Supplementary Material

Poster summary for AAAI-19.

Problem setup: Obtaining scene depth prediction from RGB image input. Training is unsupervised and from monocular videos only. No depth sensor supervision is used.

Our method introduces 3D geometry structure during learning by modeling individual objects’ motions, ego-motion and scene depth in a principled way. Furthermore, a refinement approach adapts the model on the fly in an online fashion.

Example results of depth estimation compared to the most recent state of the art. Each row shows an input image, depth prediction by competitive methods and ours, and ground truth depth in the last row. KITTI dataset.

Effect of our motion model (M). Examples of depth estimation on the challenging Cityscapes dataset, where object motion is highly prevalent. A common failure case for dynamic scenes in monocular methods are objects moving with the camera itself. These objects are projected into infinite depth to lower the photometric error. Our method properly handles this.

Evaluation of depth estimation of our method, testing individual contributions of motion and refinement components, and comparing to state-of-the-art monocular methods. The motion column denotes models that explicitly model object motion, while cap specifies the maximum depth cut-off for evaluation purposes in meters. Our results are also close to methods that used stereo (see text). For the purple columns, lower is better, for the yellow ones higher is better. KITTI dataset.

Depth prediction results when training on Cityscapes and evaluating on KITTI. Methods marked with an asterik (*) might use a different cropping as the exact parameters were not available.

Depth prediction from a single image compared to Lidar ground truth. KITTI dataset. Depth prediction (top); Lidar ground truth (bottom).

Effect of our refinement model (R). KITTI dataset (left columns), Cityscapes (right columns). Training is done on KITTI for this experiment.
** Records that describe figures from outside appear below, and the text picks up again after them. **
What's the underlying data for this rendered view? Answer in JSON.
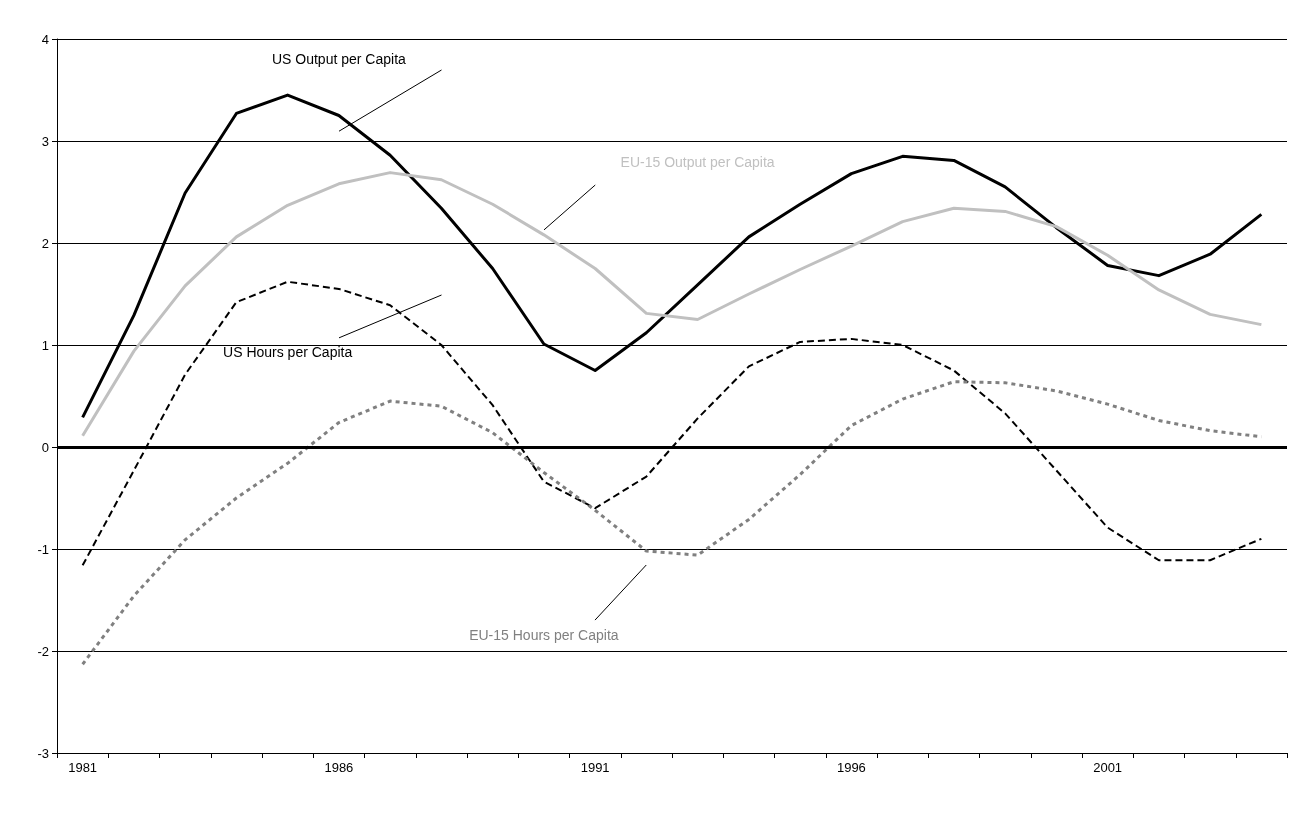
{
  "chart_data": {
    "type": "line",
    "categories": [
      "1981",
      null,
      null,
      null,
      null,
      "1986",
      null,
      null,
      null,
      null,
      "1991",
      null,
      null,
      null,
      null,
      "1996",
      null,
      null,
      null,
      null,
      "2001",
      null,
      null,
      null
    ],
    "series": [
      {
        "name": "US Output per Capita",
        "color": "#000000",
        "line_style": "solid",
        "values": [
          0.29,
          1.29,
          2.49,
          3.27,
          3.45,
          3.25,
          2.86,
          2.34,
          1.75,
          1.01,
          0.75,
          1.12,
          1.59,
          2.06,
          2.38,
          2.68,
          2.85,
          2.81,
          2.55,
          2.15,
          1.78,
          1.68,
          1.89,
          2.28
        ]
      },
      {
        "name": "EU-15 Output per Capita",
        "color": "#c0c0c0",
        "line_style": "solid",
        "values": [
          0.11,
          0.94,
          1.58,
          2.06,
          2.37,
          2.58,
          2.69,
          2.62,
          2.38,
          2.08,
          1.75,
          1.31,
          1.25,
          1.5,
          1.74,
          1.97,
          2.21,
          2.34,
          2.31,
          2.16,
          1.88,
          1.54,
          1.3,
          1.2
        ]
      },
      {
        "name": "US Hours per Capita",
        "color": "#000000",
        "line_style": "dashed",
        "values": [
          -1.16,
          -0.23,
          0.71,
          1.42,
          1.62,
          1.55,
          1.39,
          1.0,
          0.41,
          -0.34,
          -0.6,
          -0.29,
          0.28,
          0.79,
          1.03,
          1.06,
          1.0,
          0.75,
          0.33,
          -0.23,
          -0.79,
          -1.11,
          -1.11,
          -0.9
        ]
      },
      {
        "name": "EU-15 Hours per Capita",
        "color": "#808080",
        "line_style": "dotted",
        "values": [
          -2.13,
          -1.46,
          -0.91,
          -0.5,
          -0.16,
          0.24,
          0.45,
          0.4,
          0.14,
          -0.25,
          -0.62,
          -1.02,
          -1.06,
          -0.71,
          -0.27,
          0.21,
          0.47,
          0.64,
          0.63,
          0.55,
          0.42,
          0.26,
          0.16,
          0.1
        ]
      }
    ],
    "ylim": [
      -3,
      4
    ],
    "yticks": [
      -3,
      -2,
      -1,
      0,
      1,
      2,
      3,
      4
    ],
    "grid": "y",
    "marker": "none",
    "legend": false,
    "ref_lines": [
      {
        "axis": "y",
        "value": 0,
        "color": "#000000"
      }
    ]
  }
}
Notable improvements are achieved by the refinement model (bottom row), compared to the baseline (middle row), especially for fine structures (leftmost column). The effect is more pronounced on Cityscapes, since the algorithm is applied in zero-shot domain transfer, i.e. without training on Cityscapes itself.

One benefit of our approach is that individual object motion estimates in 3D are produced at inference and the direction and speed of every object in the scene can be obtained. Predicted motion vectors normalized to unit vectors are shown (yaw, pitch, raw are not shown for clarity).
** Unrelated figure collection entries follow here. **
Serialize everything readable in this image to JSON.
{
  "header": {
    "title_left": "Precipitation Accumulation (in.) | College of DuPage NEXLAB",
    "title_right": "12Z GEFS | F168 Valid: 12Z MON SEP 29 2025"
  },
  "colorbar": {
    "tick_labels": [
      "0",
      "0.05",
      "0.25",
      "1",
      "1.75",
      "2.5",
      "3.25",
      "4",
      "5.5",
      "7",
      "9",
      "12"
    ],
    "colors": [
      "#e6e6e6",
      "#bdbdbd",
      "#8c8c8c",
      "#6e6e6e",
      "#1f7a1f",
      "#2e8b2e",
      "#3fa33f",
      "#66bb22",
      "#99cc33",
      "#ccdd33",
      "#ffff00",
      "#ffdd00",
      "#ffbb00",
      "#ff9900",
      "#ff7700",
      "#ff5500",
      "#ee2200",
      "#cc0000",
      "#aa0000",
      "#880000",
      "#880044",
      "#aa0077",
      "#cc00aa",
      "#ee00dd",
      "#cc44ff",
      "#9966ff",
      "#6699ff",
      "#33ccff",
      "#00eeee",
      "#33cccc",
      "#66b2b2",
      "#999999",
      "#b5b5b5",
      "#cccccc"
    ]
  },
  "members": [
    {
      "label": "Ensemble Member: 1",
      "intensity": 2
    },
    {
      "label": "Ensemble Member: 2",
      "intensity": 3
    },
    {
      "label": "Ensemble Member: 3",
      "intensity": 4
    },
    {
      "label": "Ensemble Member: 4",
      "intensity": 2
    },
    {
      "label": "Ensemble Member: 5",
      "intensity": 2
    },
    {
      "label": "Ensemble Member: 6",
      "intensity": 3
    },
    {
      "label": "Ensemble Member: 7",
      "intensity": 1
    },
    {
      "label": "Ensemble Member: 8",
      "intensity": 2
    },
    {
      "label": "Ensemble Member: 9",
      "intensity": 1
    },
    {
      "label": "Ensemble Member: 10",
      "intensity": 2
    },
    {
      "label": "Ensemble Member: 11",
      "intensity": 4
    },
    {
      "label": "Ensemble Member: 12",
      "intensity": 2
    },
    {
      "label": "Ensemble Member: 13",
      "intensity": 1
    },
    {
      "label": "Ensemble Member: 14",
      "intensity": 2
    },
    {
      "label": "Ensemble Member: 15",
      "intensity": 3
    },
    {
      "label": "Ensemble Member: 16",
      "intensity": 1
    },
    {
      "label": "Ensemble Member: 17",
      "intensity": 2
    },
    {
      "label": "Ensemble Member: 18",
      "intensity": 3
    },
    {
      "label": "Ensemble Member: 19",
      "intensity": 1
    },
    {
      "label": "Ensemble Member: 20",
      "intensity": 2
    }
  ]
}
Testing on the Fetch robot Indoor Navigation dataset. The model is trained on the Cityscapes dataset which is outdoors and only tested on the indoors navigation data. As seen our method (bottom row) is able to adapt online and produces much better and visually compelling results than the baseline (middle row) in this challenging transfer setting.

Quantitative evaluation of odometry on the KITTI Odometry test sequences. Methods using more information than a set of rolling 3-frames are marked (*). Models that are trained on a different part of the dataset are marked (†).